FALL RIVER — Politicians rarely go quietly. But the embattled mayor of this waterfront city faces a political paradox this month: Residents can toss him out of office, then vote him right back in.
If it seems a bit confusing, it is. Even residents are scratching their heads.
It began when opponents of Mayor William Flanagan, furious over layoffs in the fire department and a pay-as-you-throw trash program, sought his recall, gathering several thousand signatures to force an election. A large pack of candidates emerged, including Flanagan himself, a three-term mayor who decided to hedge his bets by entering the race for his successor.
In a quirk of the city’s 1980 recall act, voters on Tuesday will be asked to make two decisions at once: whether to recall Flanagan, and who will replace him if they do. With so many candidates, Flanagan could conceivably be ousted from office and reelected at the same time.
“It doesn’t make any sense at all,” said Gail Hubert, 52, summing up the view of many city residents. “It’s sad, is what it is.”
Politics have rarely held more than a passing interest here, many residents said, broadly brushed aside as a modest distraction.

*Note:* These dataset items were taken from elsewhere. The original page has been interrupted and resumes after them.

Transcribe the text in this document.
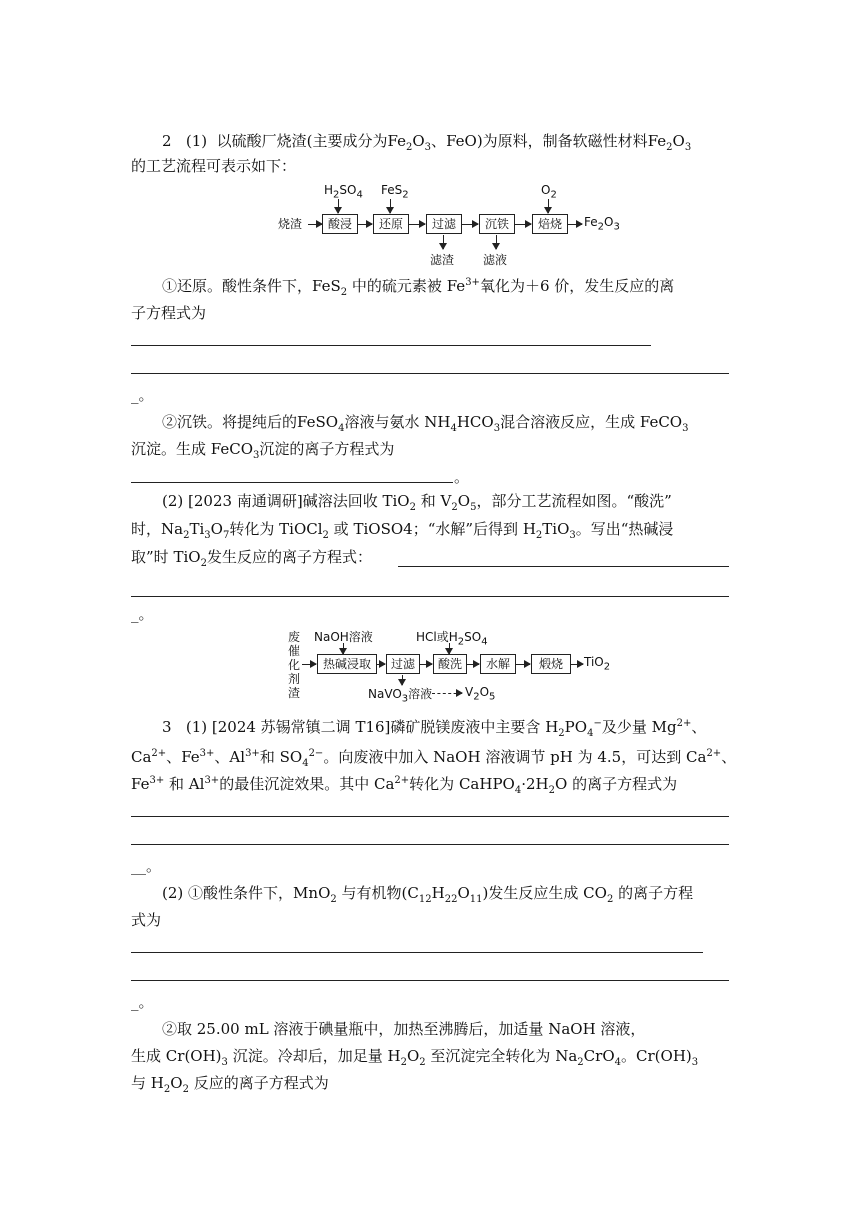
2 (1) 以硫酸厂烧渣(主要成分为$Fe_2O_3$、FeO)为原料，制备软磁性材料$Fe_2O_3$
的工艺流程可表示如下：
$H_2SO_4$ FeS$_2$	$O_2$
烧渣	酸浸	还原	过滤	沉铁	焙烧	$Fe_2O_3$
滤渣 滤液
①还原。酸性条件下，FeS$_2$ 中的硫元素被 $Fe^{3+}$氧化为＋6 价，发生反应的离
子方程式为
_。
②沉铁。将提纯后的FeSO$_4$溶液与氨水 $NH_4HCO_3$混合溶液反应，生成 FeCO$_3$
沉淀。生成 FeCO$_3$沉淀的离子方程式为
。
(2) [2023 南通调研]碱溶法回收 TiO$_2$ 和 $V_2O_5$，部分工艺流程如图。“酸洗”
时，$Na_2Ti_3O_7$转化为 TiOCl$_2$ 或 TiOSO4；“水解”后得到 $H_2TiO_3$。写出“热碱浸
取”时 TiO$_2$发生反应的离子方程式：
_。
废
催
化
剂
渣
NaOH溶液	HCl或$H_2SO_4$
热碱浸取	过滤	酸洗	水解	煅烧	TiO$_2$
NaVO$_3$溶液	$V_2O_5$
3 (1) [2024 苏锡常镇二调 T16]磷矿脱镁废液中主要含 $H_2PO_4^-$及少量 $Mg^{2+}$、
$Ca^{2+}$、$Fe^{3+}$、$Al^{3+}$和 $SO_4^{2-}$。向废液中加入 NaOH 溶液调节 pH 为 4.5，可达到 $Ca^{2+}$、
$Fe^{3+}$ 和 $Al^{3+}$的最佳沉淀效果。其中 $Ca^{2+}$转化为 $CaHPO_4\cdot 2H_2O$ 的离子方程式为
__。
(2) ①酸性条件下，MnO$_2$ 与有机物$(C_{12}H_{22}O_{11})$发生反应生成 $CO_2$ 的离子方程
式为
_。
②取 25.00 mL 溶液于碘量瓶中，加热至沸腾后，加适量 NaOH 溶液，
生成 $Cr(OH)_3$ 沉淀。冷却后，加足量 $H_2O_2$ 至沉淀完全转化为 $Na_2CrO_4$。$Cr(OH)_3$
与 $H_2O_2$ 反应的离子方程式为
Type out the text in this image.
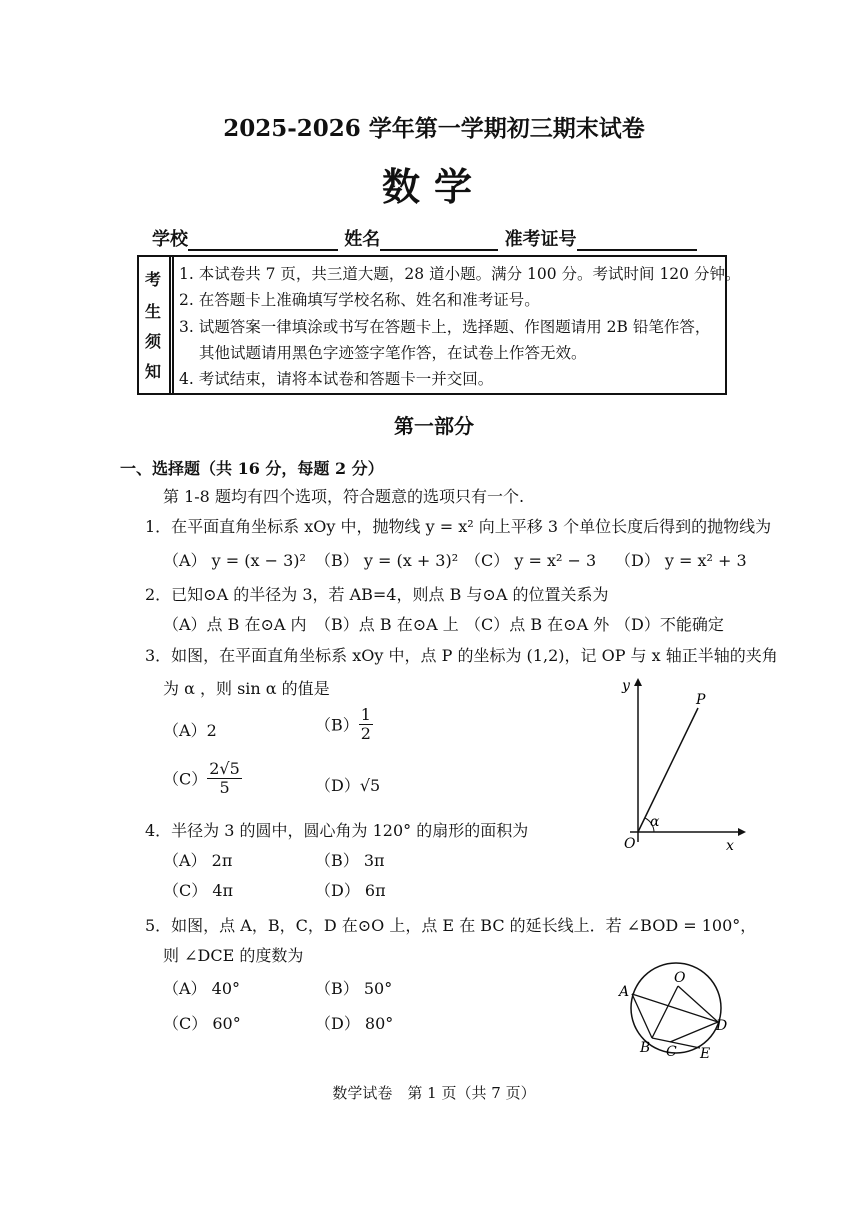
2025-2026 学年第一学期初三期末试卷
数学
学校	姓名	准考证号
考
生
须
知
1. 本试卷共 7 页，共三道大题，28 道小题。满分 100 分。考试时间 120 分钟。
2. 在答题卡上准确填写学校名称、姓名和准考证号。
3. 试题答案一律填涂或书写在答题卡上，选择题、作图题请用 2B 铅笔作答，
其他试题请用黑色字迹签字笔作答，在试卷上作答无效。
4. 考试结束，请将本试卷和答题卡一并交回。
第一部分
一、选择题（共 16 分，每题 2 分）
第 1-8 题均有四个选项，符合题意的选项只有一个.
1．在平面直角坐标系 xOy 中，抛物线 y = x² 向上平移 3 个单位长度后得到的抛物线为
（A） y = (x − 3)² （B） y = (x + 3)² （C） y = x² − 3 （D） y = x² + 3
2．已知⊙A 的半径为 3，若 AB=4，则点 B 与⊙A 的位置关系为
（A）点 B 在⊙A 内 （B）点 B 在⊙A 上 （C）点 B 在⊙A 外 （D）不能确定
3．如图，在平面直角坐标系 xOy 中，点 P 的坐标为 (1,2)，记 OP 与 x 轴正半轴的夹角
为 α ，则 sin α 的值是
（A）2	$(B) \frac{1}{2}$
$(C) \frac{2√5}{5}$	（D）√5
y
P
α
O	x
4．半径为 3 的圆中，圆心角为 120° 的扇形的面积为
（A） 2π	（B） 3π
（C） 4π	（D） 6π
5．如图，点 A，B，C，D 在⊙O 上，点 E 在 BC 的延长线上．若 ∠BOD = 100°，
则 ∠DCE 的度数为
（A） 40°	（B） 50°
（C） 60°	（D） 80°
A
O
D
B C E
数学试卷　第 1 页（共 7 页）
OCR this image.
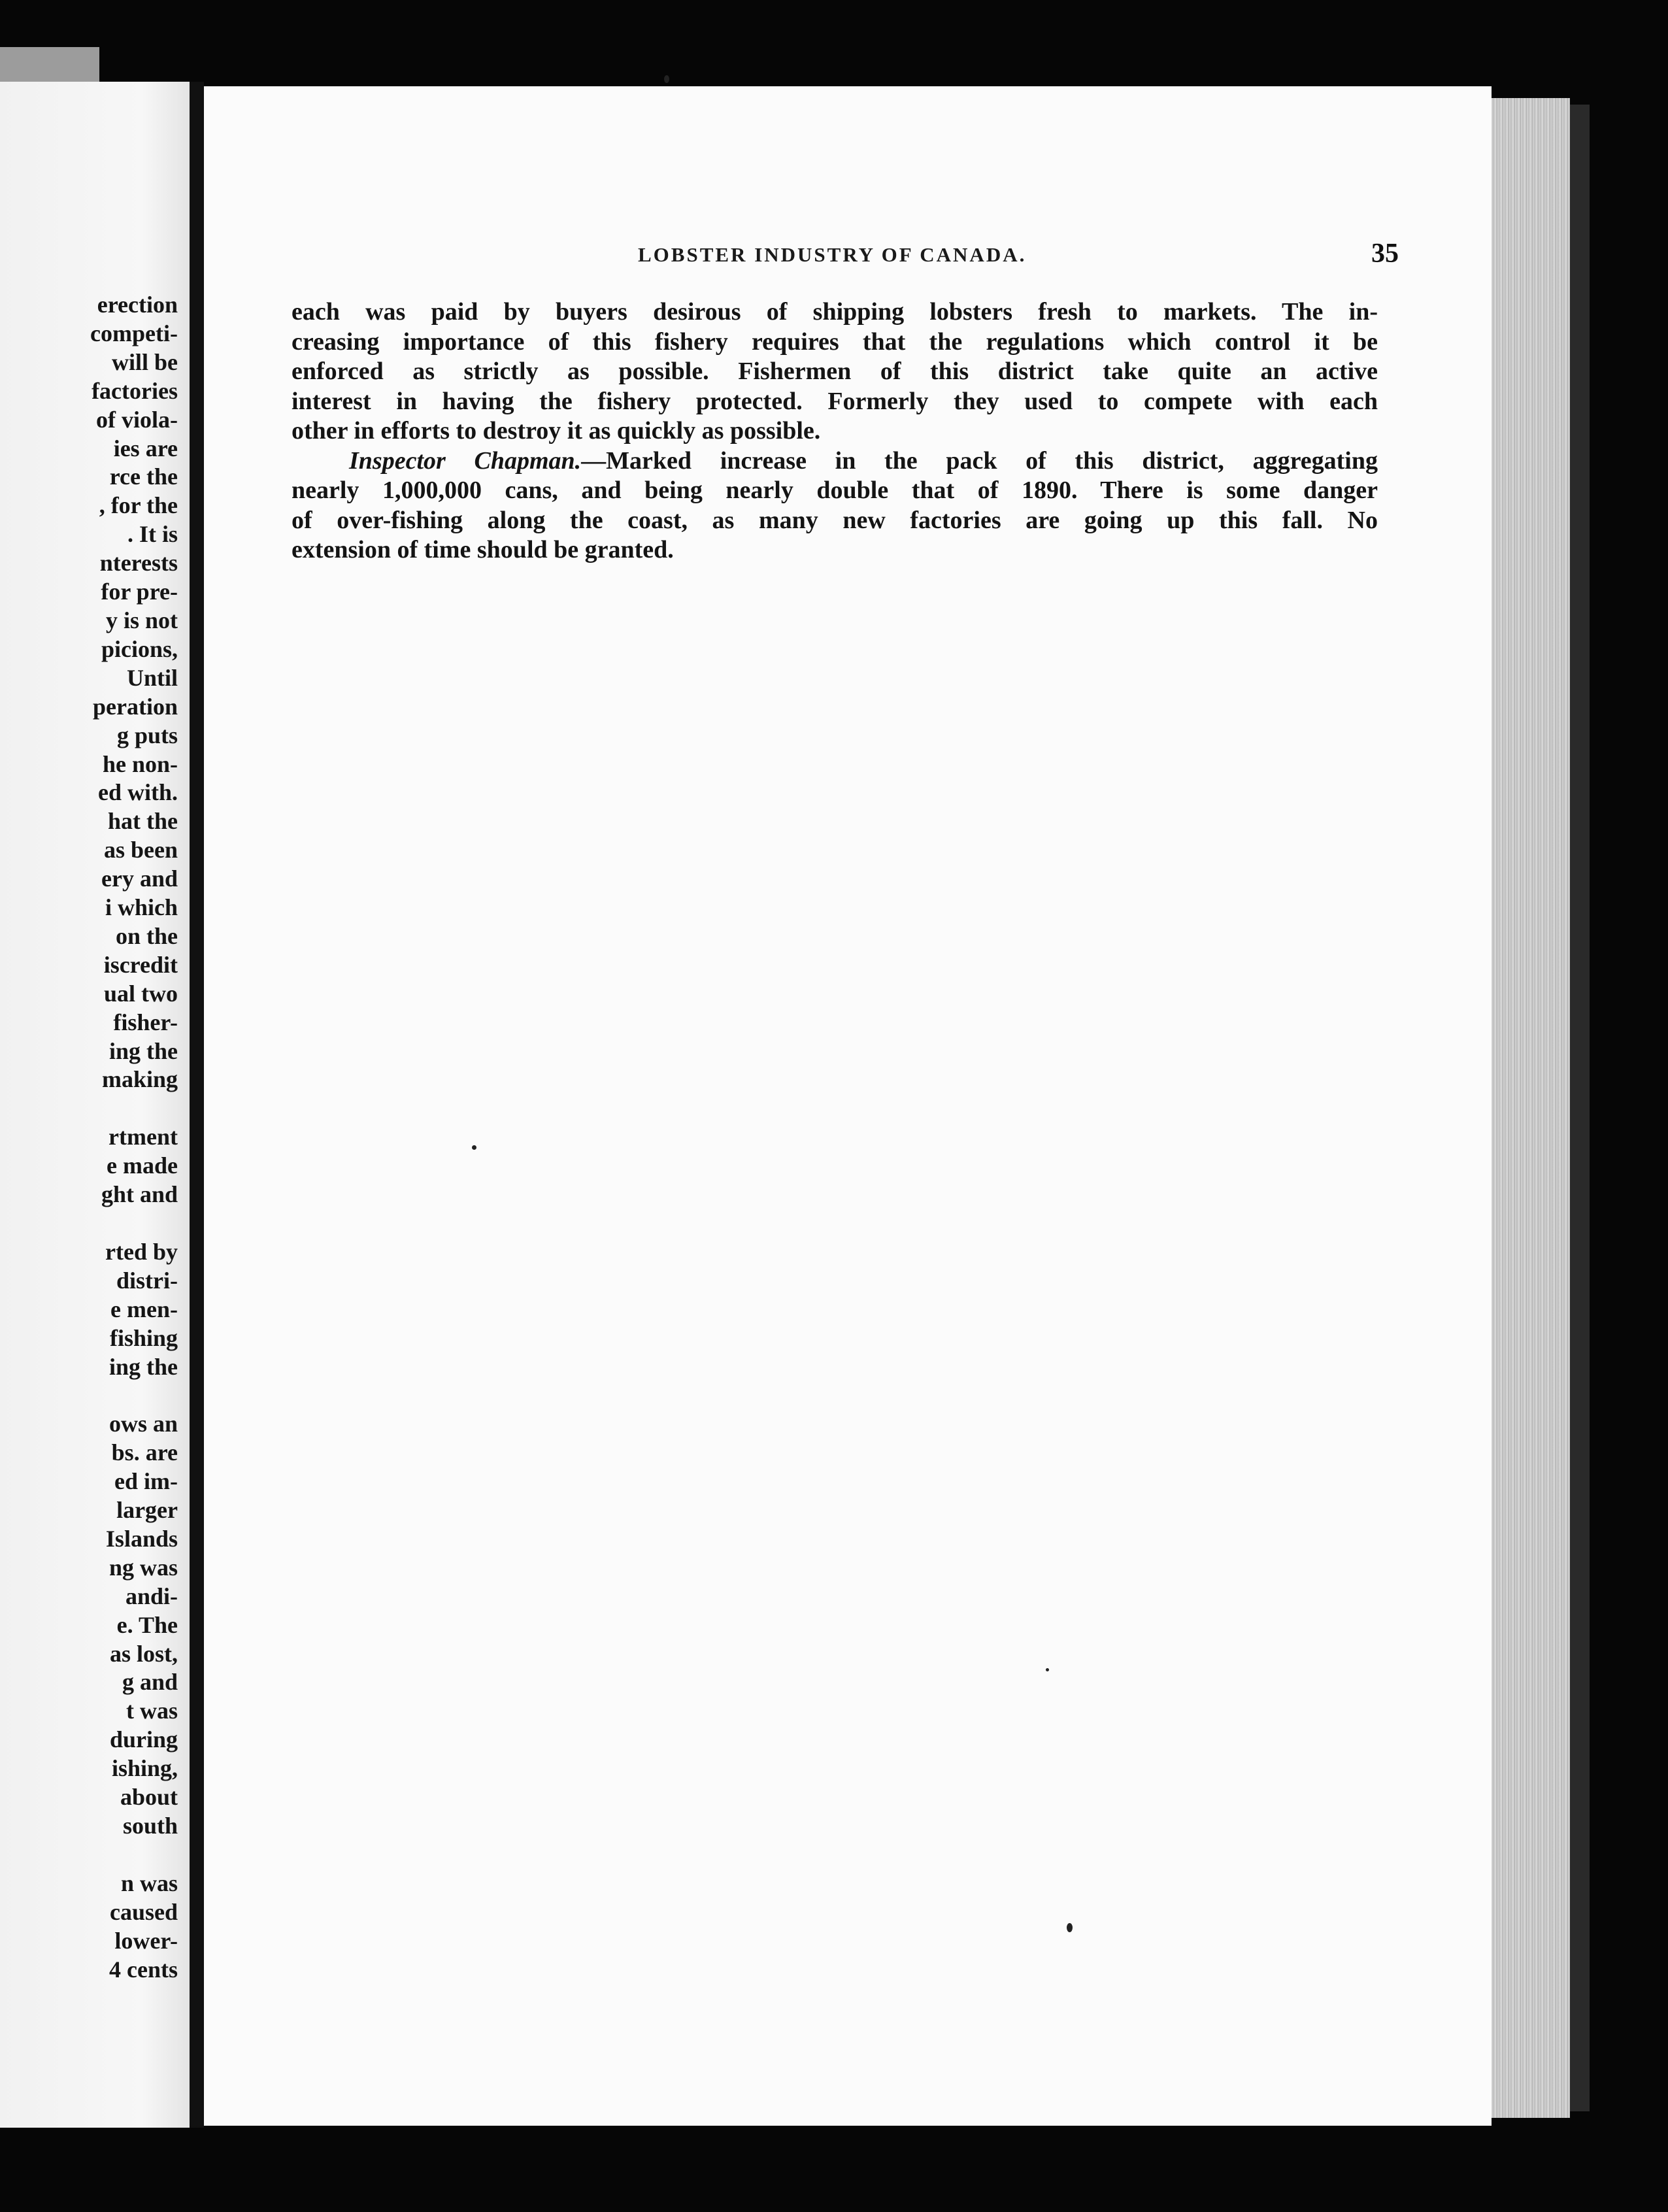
erection
competi-
will be
factories
of viola-
ies are
rce the
, for the
. It is
nterests
for pre-
y is not
picions,
Until
peration
g puts
he non-
ed with.
hat the
as been
ery and
i which
on the
iscredit
ual two
fisher-
ing the
making
rtment
e made
ght and
rted by
distri-
e men-
fishing
ing the
ows an
bs. are
ed im-
larger
Islands
ng was
andi-
e. The
as lost,
g and
t was
during
ishing,
about
south
n was
caused
lower-
4 cents
LOBSTER INDUSTRY OF CANADA.	35
each was paid by buyers desirous of shipping lobsters fresh to markets. The in-
creasing importance of this fishery requires that the regulations which control it be
enforced as strictly as possible. Fishermen of this district take quite an active
interest in having the fishery protected. Formerly they used to compete with each
other in efforts to destroy it as quickly as possible.
Inspector Chapman.—Marked increase in the pack of this district, aggregating
nearly 1,000,000 cans, and being nearly double that of 1890. There is some danger
of over-fishing along the coast, as many new factories are going up this fall. No
extension of time should be granted.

But in the past few months, a sprawling, sharp-edged political drama has leapt to the forefront, transforming a sleepy city government into a riveting, messier-by-the-minute spectacle.
Supporters of a recall have argued that Flanagan, if he were ousted, should not be allowed to succeed himself and that the upcoming election should be a primary, with the two leading candidates advancing to a run-off.
“If a majority of people don’t want someone to be mayor, why should they be stuck with him?” asked Lesley Rich, a lawyer for the recall campaign. “The city will not be able to move forward.”
But the courts have ruled otherwise, setting up a free-for-all that has left many voters shaking their heads.
“Most of the time, politics here are go with the flow,” said Janice Joseph, 73, standing in the shadow of City Hall on a chilly Friday. “But all of a sudden, this!”
Beyond the legal machinations, allegations have swirled around Flanagan in recent months, most notably when a city councilor accused the mayor of intimidating him with a gun during a late-night meeting in Flanagan’s car over the recall petition.
Flanagan has denied the allegation, saying he showed the councilor his gun after he mentioned he was interested in getting a license.
City councilors have also raised questions about who authorized the installation of windows in the city’s government center last summer, saying no records were kept.
Coupled with anger over the trash collection fees, the criticism has exacted a heavy political toll on Flanagan.
“I hope he goes, and a lot of people feel the same way,” said Gloria Stone, 65.
Flanagan defends his performance, saying crime, education, and the city’s finances have improved during his tenure.“As a whole, the city has been moving forward,” he said.
Flanagan acknowledged that the two-pronged election is a “unique situation,” but he said he has no qualms about remaining mayor even if he is recalled.
“I’m campaigning within the election rules,” he said. “I place my faith in the voters.”
Flanagan said he opted for the pay-as-you-throw program as a way to boost recycling while cutting costs in the face of a multimillion budget shortfall.
“The alternative would have been to cut and slash municipal services,” he said. “That wouldn’t have been the right decision.”
Flanagan said that he was forced to lay off firefighters after a generous federal grant expired but that the department has added personnel since he became mayor.
But many voters say the layoffs and collection fees signaled deeper problems with the city’s financial management.
“That’s a terrible situation,” said Joseph Dowling, a 67-year-old who said he will vote to recall Flanagan. “They should have found the money somewhere.”
Shawn Cadime, who worked as city administrator under Flanagan, has joined the race to replace Flanagan and pledges to improve the city’s finances.
“The city has just kind of crumbled,” said Cadime, now town administrator in Seekonk. “I think everyone’s ready to move on.’’
Sam Sutter, the district attorney for Bristol County, said he decided to run as he watched the mayor’s office come under increasing fire.
“The worse it seemed to get, the more I thought about running,” he said.
Sutter said he was particularly dismayed by reports of the late-night meeting between Flanagan and the city councilor and predicted that the mayor would be recalled.
“It’s one of the strangest political situations I’ve ever seen,” Sutter said.
In downtown Fall River, a busy stretch of small shops and side streets leading down to the water, many people voiced frustration about the strange and counterintuitive recall process, saying it reflected poorly on the city.
“I’m definitely not happy about it,” Hubert said. “It doesn’t look good at all.”
Janice Joseph said that she thought Flanagan has been a good mayor overall and that he had to make unpopular decisions to deal with a tight budget. But his time was coming to a close, she predicted.
“There’s too much against him right now,” she said.